Thoracic Surgery Department, Medical University of Gdansk, Sklodowskiej-Curie 3A, 80-211 Gdansk, Poland.
Department of Oncology and Radiotherapy, Medical University of Gdansk, Sklodowskiej-Curie 3A, 80-211 Gdansk, Poland.
Int J Mol Sci. 2021 Nov 12;22(22):12244. doi: 10.3390/ijms222212244.
New drugs, including immune checkpoint inhibitors and targeted therapy, have changed the prognosis in a subset of patients with advanced lung cancer, and are now actively investigated in a number of trials with neoadjuvant and adjuvant regimens. However, no phase III randomized studies were published yet. The current narrative review proves that targeted therapies are safe in neoadjuvant approach. Unsurprisingly, administration of therapy is related to an acceptable toxicity profile. Severe adverse events' rate that rarely compromises outcomes of patients with advanced lung cancer is not that commonly accepted in early lung cancer as it may lead to missing the chance of curative surgery. Among those complications, the most important factors that may limit the use of targeted therapies are severe respiratory adverse events precluding the resection occurring after treatment with some anaplastic lymphoma kinase and rarely after epidermal growth factor receptor tyrosine kinase inhibitors. At this point, in the presented literature assessing the feasibility of neoadjuvant therapies with anaplastic lymphoma kinase and epidermal growth factor receptor tyrosine kinase inhibitors, we did not find any unexpected intraoperative events that would be of special interest to a thoracic surgeon. Moreover, the postoperative course was associated with typical rate of complications.

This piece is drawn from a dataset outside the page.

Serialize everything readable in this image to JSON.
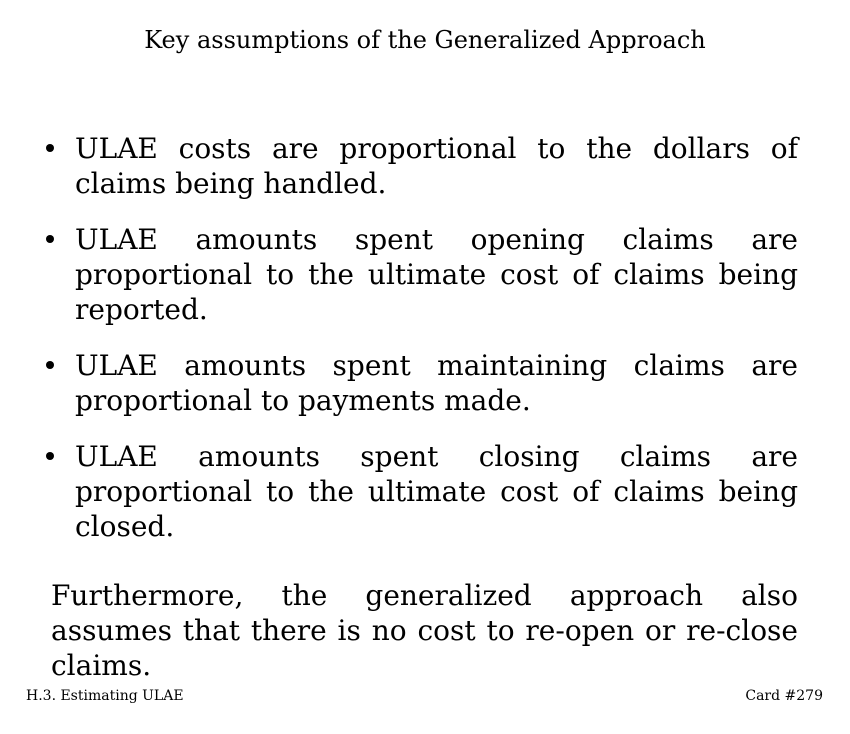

新的药物,包括免疫检查点抑制剂和靶向治疗,改变了一部分晚期肺癌患者的预后,目前正在许多新辅助和辅助方案的试验中积极研究。然而,目前还没有发表 III 期随机研究。本综述证明了靶向治疗在新辅助治疗中的安全性。不出所料,治疗的应用与可接受的毒性特征相关。在晚期肺癌中,严重不良事件的发生率通常不会被接受,因为这可能导致错过根治性手术的机会。在这些并发症中,最可能限制靶向治疗应用的重要因素是严重的呼吸不良事件,这些事件在使用某些间变性淋巴瘤激酶治疗后,以及很少在表皮生长因子受体酪氨酸激酶抑制剂治疗后,会妨碍治疗后的切除。在目前评估间变性淋巴瘤激酶和表皮生长因子受体酪氨酸激酶抑制剂新辅助治疗可行性的文献中,我们没有发现任何特别引起胸外科医生关注的意外术中事件。此外,术后过程与典型的并发症发生率相关。